I searched further and found a site called ‘Quote investigator’ who credited the quote to one Ethel Annakin who was the wife of the British politician Philip Snowden, saying, “Someone has said that ‘truth is the first casualty of warfare,’” she continued, “and this has been proved by the appalling misconceptions that have been spread broadcast since the war began.” (Speaking of WW1) 

Even Ethel realised then, that her quote had come from elsewhere. 

So how can we ever get to the truth of the matter? 

In this case it doesn’t really matter who first said it. The words speak for themselves as a cautionary maxim. 

In other matters the truth is rather more important.

People, and especially politicians and terrorist organisations will try to turn every event, no matter how ghastly, to their advantage: tragedy, wars; pandemics. You name it, someone is always on hand to profit from lies and half-truths. 

The Society of Editors claims that ‘It is the media’s role to seek the truth and place the facts as it can honestly determine them before the public.’ A noble ambition. 

But is that their role? State broadcaster, the BBC, champions its great impartiality but merely watching the daily news suggests this is not the case. There are definite agendas at play and they are not as impartial as they would have us believe. 

Media corporations and newspapers are all backed by someone- often the same person or the same big corporation.
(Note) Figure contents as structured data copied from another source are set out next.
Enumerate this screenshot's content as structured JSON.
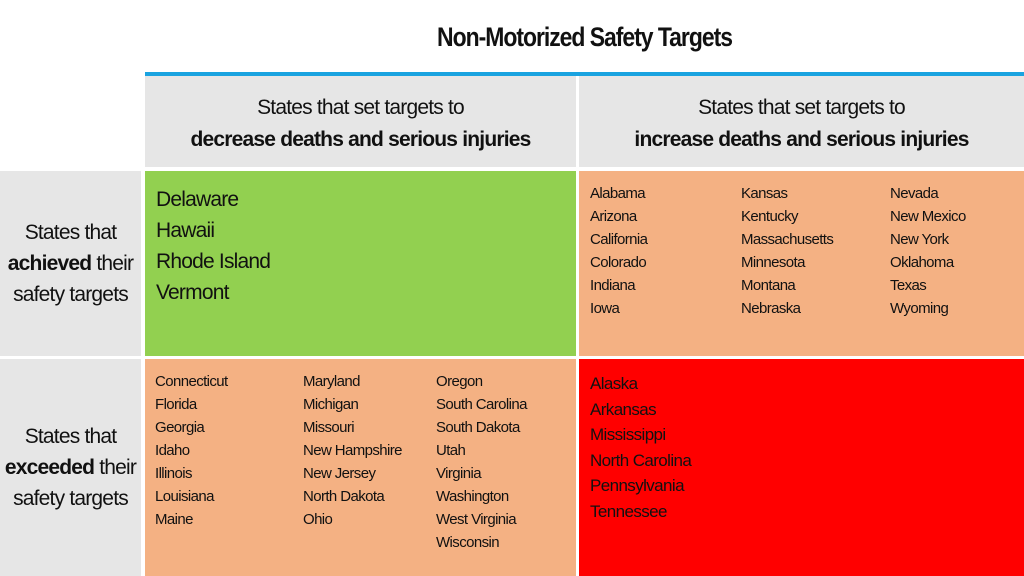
{
  "title": "Non-Motorized Safety Targets",
  "colors": {
    "accent": "#1aa3e0",
    "header_bg": "#e6e6e6",
    "green": "#92d050",
    "orange": "#f4b183",
    "red": "#ff0000"
  },
  "columns": [
    {
      "line1": "States that set targets to",
      "line2": "decrease deaths and serious injuries"
    },
    {
      "line1": "States that set targets to",
      "line2": "increase deaths and serious injuries"
    }
  ],
  "rows": [
    {
      "line1": "States that",
      "bold": "achieved",
      "rest": " their",
      "line3": "safety targets"
    },
    {
      "line1": "States that",
      "bold": "exceeded",
      "rest": " their",
      "line3": "safety targets"
    }
  ],
  "cells": {
    "achieved_decrease": [
      "Delaware",
      "Hawaii",
      "Rhode Island",
      "Vermont"
    ],
    "achieved_increase": [
      [
        "Alabama",
        "Arizona",
        "California",
        "Colorado",
        "Indiana",
        "Iowa"
      ],
      [
        "Kansas",
        "Kentucky",
        "Massachusetts",
        "Minnesota",
        "Montana",
        "Nebraska"
      ],
      [
        "Nevada",
        "New Mexico",
        "New York",
        "Oklahoma",
        "Texas",
        "Wyoming"
      ]
    ],
    "exceeded_decrease": [
      [
        "Connecticut",
        "Florida",
        "Georgia",
        "Idaho",
        "Illinois",
        "Louisiana",
        "Maine"
      ],
      [
        "Maryland",
        "Michigan",
        "Missouri",
        "New Hampshire",
        "New Jersey",
        "North Dakota",
        "Ohio"
      ],
      [
        "Oregon",
        "South Carolina",
        "South Dakota",
        "Utah",
        "Virginia",
        "Washington",
        "West Virginia",
        "Wisconsin"
      ]
    ],
    "exceeded_increase": [
      "Alaska",
      "Arkansas",
      "Mississippi",
      "North Carolina",
      "Pennsylvania",
      "Tennessee"
    ]
  }
}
There are narratives and agendas; vested interests to accommodate. 

Being our trusted “Auntie Beeb”, the BBC recently began a fact-checking platform called ‘reality check’ and BBC Verify to combat misinformation, disinformation and downright lies. 
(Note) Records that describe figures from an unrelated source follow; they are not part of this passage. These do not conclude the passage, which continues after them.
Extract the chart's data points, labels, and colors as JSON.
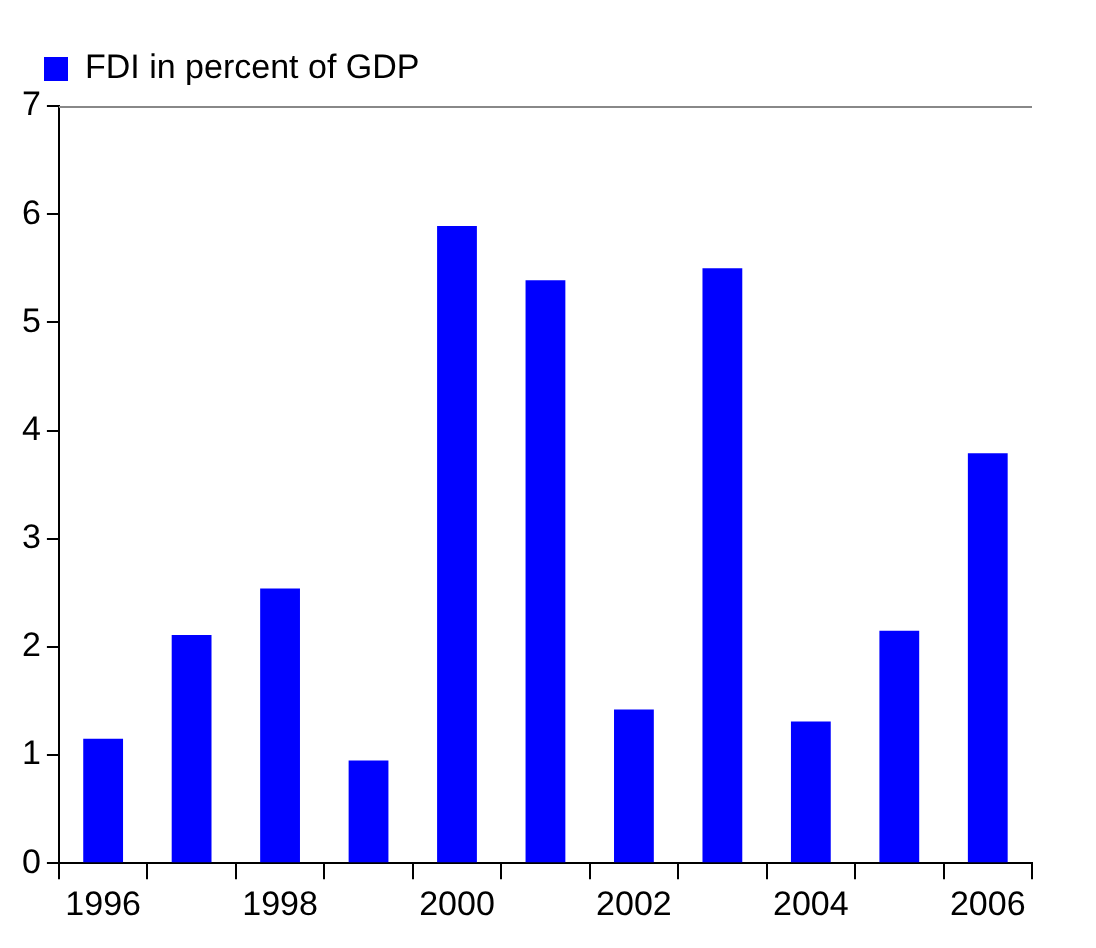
{
  "chart_data": {
    "type": "bar",
    "categories": [
      "1996",
      null,
      "1998",
      null,
      "2000",
      null,
      "2002",
      null,
      "2004",
      null,
      "2006"
    ],
    "series": [
      {
        "name": "FDI in percent of GDP",
        "color": "#0000ff",
        "values": [
          1.15,
          2.11,
          2.54,
          0.95,
          5.89,
          5.39,
          1.42,
          5.5,
          1.31,
          2.15,
          3.79
        ]
      }
    ],
    "ylim": [
      0,
      7
    ],
    "yticks": [
      0,
      1,
      2,
      3,
      4,
      5,
      6,
      7
    ],
    "grid": false,
    "legend": "top left"
  }
}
It fell at the first hurdle as the BBC’s chief fact-checker and disinformation correspondent,(I think she misunderstood the job description) was caught lying on her CV to apply for a job in Moscow. 

Not the best start for Ms Marianna Spring; and that’s the biggest understatement since Adam accused the serpent of spoiling his afternoon with some rotten fruit and getting him in a spot of bother to boot. 

In a recent social media post she warned, ‘As ever, a reminder that there’s a wave of disinformation, conspiracy theories and hate right now on social media – and this site in particular – as violence unfolds and people are killed on the ground.

It can have serious consequences. If you’re not sure, don’t share.’

She and the BBC then went onto share a piece of incendiary information, without verification, provided by terror organisation, Hamas, that Israeli rockets had struck a hospital in Gaza “killing hundreds.”

Given the heated anti-Jewish sentiment, demonstrations, and crime in many of our major cities, one would hope that they might take their own advice and get their facts straight. 

Then, slowly, as evidence emerged in the form of intercepted telephone conversations between Hamas leaders and video footage, which appears to show that the hospital was struck by Hamas’s own rockets being fired towards Israel, the story was corrected. 

Now no one believes either side, or the media who reports it. 

In the wake of the Online Safety Bill and other measures to restrict freedom of speech and information, I wonder who will fact-check the fact-checkers? 

And the truth? I suppose it’s just another casualty of war. 

2 thoughts on “Info Wars”

  1. Again, agree 95% of what you’ve said, especially about people (BBC) quickly jumping to conclusions that the rocket was fired by the IDF. The IDF however are not saying Hamas fired it but that it was by a separate group called Palestinian Islamic Jihad. A small distinction maybe, and who knows the Israelis could be wrong and it could be Hamas, or we could all be wrong and it could be IDF. But my point is war fogs the already biased lenses we observe these events through. I genuinely don’t think there is a sustainable solution to Middle Eastern conflict and I worry equally about conflicts in other parts of the world, not to mention the fear of potentially resurgent conflict on our adjacent island of Ireland. War is abhorrent, misinformation is dangerous , relying on only one source for news equally so.

    1. Cheers mate. Not sure what 5% we disagree about in that case.
      I saw the update about the PIJ but it kind of underlined the point that we need to be able to get a range of information from different sources and not simply believe what we are told. ????